Ask the person on the street about organizations with innovative high-tech strategies and they’re likely to give you a list of blue-chip firms. Naming a federal, state or local government agency would never occur to most of them.
But that view is out of date. Increasingly, it's government that is demonstrating IT innovation, and industry is trailing behind.
“At one time government IT was the last place to look to find innovation,” writes Matt Asay in ReadWriteWeb. “With little incentive to save money or do much beyond keep the lights on, governments across the world have happily dumped money into a cabal of legacy IT vendors without much thought for consequences. All too often, those consequences were dire.” But today, governments at all levels — federal, state, county, and city — are providing great examples of IT leadership.
Starting at the top, one doesn’t have to look any farther than President Barack Obama’s campaign to see innovation in IT, ranging from its use of big data to open source technologies. On his first day in office, he also pledged to make the federal government a model for open data. He may not have gone as far as he promised — or as far as people hoped — but it’s at least an improvement.
Similar things are happening down at the city level; New York even has its own chief digital officer.

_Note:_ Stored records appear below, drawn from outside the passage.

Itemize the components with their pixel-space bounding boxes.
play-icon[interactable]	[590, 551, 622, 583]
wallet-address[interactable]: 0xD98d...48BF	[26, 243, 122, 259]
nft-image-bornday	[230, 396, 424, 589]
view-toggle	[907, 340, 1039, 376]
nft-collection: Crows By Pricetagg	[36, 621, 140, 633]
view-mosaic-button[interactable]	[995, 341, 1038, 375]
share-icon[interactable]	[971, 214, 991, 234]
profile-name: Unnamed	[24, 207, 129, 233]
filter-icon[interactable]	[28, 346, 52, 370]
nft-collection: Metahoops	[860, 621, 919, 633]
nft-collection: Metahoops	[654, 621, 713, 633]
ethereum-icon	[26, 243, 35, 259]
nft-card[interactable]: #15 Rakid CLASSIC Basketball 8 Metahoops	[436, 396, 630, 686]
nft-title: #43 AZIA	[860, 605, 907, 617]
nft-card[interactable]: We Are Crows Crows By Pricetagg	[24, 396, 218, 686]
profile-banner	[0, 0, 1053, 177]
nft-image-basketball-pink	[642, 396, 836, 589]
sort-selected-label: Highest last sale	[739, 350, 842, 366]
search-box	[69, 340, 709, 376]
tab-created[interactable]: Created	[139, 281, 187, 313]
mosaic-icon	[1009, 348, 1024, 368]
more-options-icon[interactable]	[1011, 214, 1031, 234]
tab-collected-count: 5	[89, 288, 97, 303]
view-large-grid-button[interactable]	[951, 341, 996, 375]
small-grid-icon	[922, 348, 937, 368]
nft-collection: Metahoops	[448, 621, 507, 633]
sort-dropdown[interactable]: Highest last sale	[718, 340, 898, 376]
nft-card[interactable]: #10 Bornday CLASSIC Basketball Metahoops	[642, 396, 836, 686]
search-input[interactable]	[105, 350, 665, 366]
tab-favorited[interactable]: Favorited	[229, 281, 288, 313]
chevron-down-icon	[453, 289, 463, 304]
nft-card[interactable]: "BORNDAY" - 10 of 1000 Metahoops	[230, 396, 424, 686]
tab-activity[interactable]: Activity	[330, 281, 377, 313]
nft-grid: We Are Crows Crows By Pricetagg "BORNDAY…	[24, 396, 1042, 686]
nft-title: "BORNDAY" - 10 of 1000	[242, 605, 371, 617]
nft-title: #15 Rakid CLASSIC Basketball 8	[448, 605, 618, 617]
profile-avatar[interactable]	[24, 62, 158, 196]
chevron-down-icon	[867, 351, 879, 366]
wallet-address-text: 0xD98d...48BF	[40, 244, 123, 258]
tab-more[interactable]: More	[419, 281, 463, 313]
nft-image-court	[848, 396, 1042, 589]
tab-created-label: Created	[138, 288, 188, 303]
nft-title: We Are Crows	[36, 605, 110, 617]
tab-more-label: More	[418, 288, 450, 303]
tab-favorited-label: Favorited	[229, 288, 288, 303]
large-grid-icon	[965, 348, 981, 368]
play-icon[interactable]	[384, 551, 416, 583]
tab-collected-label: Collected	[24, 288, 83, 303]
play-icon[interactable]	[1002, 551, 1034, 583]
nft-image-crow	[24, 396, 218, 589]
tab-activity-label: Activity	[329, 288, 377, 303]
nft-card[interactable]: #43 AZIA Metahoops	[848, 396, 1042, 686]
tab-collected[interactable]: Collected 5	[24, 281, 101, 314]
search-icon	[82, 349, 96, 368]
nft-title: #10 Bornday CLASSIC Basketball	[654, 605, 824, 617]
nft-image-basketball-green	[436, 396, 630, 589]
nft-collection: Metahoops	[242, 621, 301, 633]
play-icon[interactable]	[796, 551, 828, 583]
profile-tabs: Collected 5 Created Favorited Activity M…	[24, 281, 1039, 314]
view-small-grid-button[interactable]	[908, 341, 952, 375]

Cities and states are not only making use of open source tools, they’re also walking the open source walk by participating in open source communities and contributing their work back to open source repositories such as GitHub. “We’re reaching a tipping point where we’re seeing more collaboration not only within government agencies, but also between different agencies, and between the government and the public,” GitHub head of communications Liz Clinkenbeard was quoted as saying by Alex Howard in an O’Reilly piece on government GitHub support. Federal agencies such as the Consumer Financial Protection Bureau are explicitly making their code open source.
Governments aren’t just expressing a philosophical, ideological position; their actions show real business value as well. Ironically, part of what is driving innovation in government IT is a lack of funding to hire more staff at all levels; instead, branches of government are using technology to develop tools when they can’t hire the people they need. Using open source communities also helps tear down silos between agencies and lets them reuse each other’s work, or even accept citizen input.
Open data also allows other groups to develop innovative insights with government data when the government itself might not have the staff to do it. Some states and cities are even working with the IT industry for its economic development potential.
And the innovation isn’t just one-way. In addition to releasing data that citizens can use, governments are increasingly making themselves more available electronically to help them fight crime, by predicting where crime is likely to occur.
That’s not to say that government doesn’t have its share of IT disasters: one needs to look only as far as the Veterans Administration/Department of Defense debacle.